I’d like to see this as well for a backup I make online to a destination that has a slow upload speed. Even just selecting one revision of the huge backup, it would take almost 4 days according to the estimate for the chunk check to finish. However, my internet connection (and likely the connection on the destination) is cut every 24 hours. I haven’t yet tested how Duplicacy reacts to that, but to be on the safe side not having to loose all the progress, it would be great for Duplicacy to save progress, perhaps every 2 hours or something?

Thanks!

1 Like

Okay, so while the chunk check persists even with the connection reconnecting after 24 hours and I limited the check to a single revision, it still takes over 2 weeks for the initial backup revision to finish the check.

I had started the process and after a week, I lost all the progress as I had an automated shutdown that I forgot to turn off on the machine running the check.

Restarting the check now and I hope I won’t lose the progress again due to something else.

I’m really hoping in a future update, an option can be added to allow for periodically saving the progress on the chunk checks!

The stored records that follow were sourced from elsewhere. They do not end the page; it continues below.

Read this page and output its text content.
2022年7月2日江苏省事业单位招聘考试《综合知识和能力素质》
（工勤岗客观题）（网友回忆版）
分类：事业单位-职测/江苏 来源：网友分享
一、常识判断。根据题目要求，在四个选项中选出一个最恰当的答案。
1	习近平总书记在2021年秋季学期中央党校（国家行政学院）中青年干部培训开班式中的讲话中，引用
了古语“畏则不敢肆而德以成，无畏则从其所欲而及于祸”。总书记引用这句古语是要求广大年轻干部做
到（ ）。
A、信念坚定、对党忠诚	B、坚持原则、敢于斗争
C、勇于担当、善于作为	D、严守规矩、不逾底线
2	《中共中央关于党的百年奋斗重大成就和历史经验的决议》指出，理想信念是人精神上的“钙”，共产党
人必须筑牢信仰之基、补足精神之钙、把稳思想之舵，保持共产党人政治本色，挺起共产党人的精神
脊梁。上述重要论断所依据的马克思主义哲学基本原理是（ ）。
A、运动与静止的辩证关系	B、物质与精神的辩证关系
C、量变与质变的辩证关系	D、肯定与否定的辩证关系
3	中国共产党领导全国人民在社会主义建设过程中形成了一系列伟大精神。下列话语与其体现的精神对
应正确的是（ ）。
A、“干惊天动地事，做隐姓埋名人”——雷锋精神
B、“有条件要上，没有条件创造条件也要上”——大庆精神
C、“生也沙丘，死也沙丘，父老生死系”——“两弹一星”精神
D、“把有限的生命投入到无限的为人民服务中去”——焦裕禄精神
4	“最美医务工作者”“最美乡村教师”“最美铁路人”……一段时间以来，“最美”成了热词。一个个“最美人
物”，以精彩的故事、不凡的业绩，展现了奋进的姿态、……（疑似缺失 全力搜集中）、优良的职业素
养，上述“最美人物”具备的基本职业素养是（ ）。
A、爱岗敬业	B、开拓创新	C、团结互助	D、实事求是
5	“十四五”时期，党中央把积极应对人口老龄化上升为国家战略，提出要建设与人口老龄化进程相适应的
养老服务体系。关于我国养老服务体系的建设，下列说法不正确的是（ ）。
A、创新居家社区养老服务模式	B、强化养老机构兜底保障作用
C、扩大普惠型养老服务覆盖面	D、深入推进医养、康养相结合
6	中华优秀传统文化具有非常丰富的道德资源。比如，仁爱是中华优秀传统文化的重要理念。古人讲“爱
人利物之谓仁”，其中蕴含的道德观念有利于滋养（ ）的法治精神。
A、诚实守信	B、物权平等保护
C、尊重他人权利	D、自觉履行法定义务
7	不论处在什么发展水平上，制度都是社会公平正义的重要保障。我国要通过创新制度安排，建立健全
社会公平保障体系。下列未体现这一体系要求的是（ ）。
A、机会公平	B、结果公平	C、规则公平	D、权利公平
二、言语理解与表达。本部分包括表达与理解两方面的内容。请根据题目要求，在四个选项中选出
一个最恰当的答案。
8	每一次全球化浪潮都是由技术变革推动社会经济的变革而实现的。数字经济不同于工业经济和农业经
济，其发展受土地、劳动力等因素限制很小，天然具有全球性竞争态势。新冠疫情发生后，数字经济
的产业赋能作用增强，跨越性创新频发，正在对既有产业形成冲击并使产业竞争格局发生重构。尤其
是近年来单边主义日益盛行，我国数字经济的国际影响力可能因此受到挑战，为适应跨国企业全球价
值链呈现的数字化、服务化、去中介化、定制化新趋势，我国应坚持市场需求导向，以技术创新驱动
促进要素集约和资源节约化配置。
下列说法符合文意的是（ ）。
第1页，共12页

Another downside of Duplicacy not periodically writing verified chunks to disk is that its memory consumption increases on large chunk verifications. The current verification running for a total of 233901 chunks, is currently at 34172 verified chunks with Duplicacy taking already 500M in memory. With still 9 days to go, that’s going to tie up quite a lot of memory over a long period of time.

1 Like

I have submitted a PR on Github (periodically save check progress to verified_chunks by gutjuri · Pull Request #662 · gilbertchen/duplicacy · GitHub) that adds periodic saves (as per now, once every hour).
I’d be grateful for feedback and eventually a merge of this PR.

However, I think that this PR will not solve the memory issue you described in Feature Request: Periodically write the list of verified chunks - #5 by rainforest1155

That’s great, thank you!

Thinking about the memory use again, I’m guessing it’s not really that bad and in the last day it actually went slightly down again.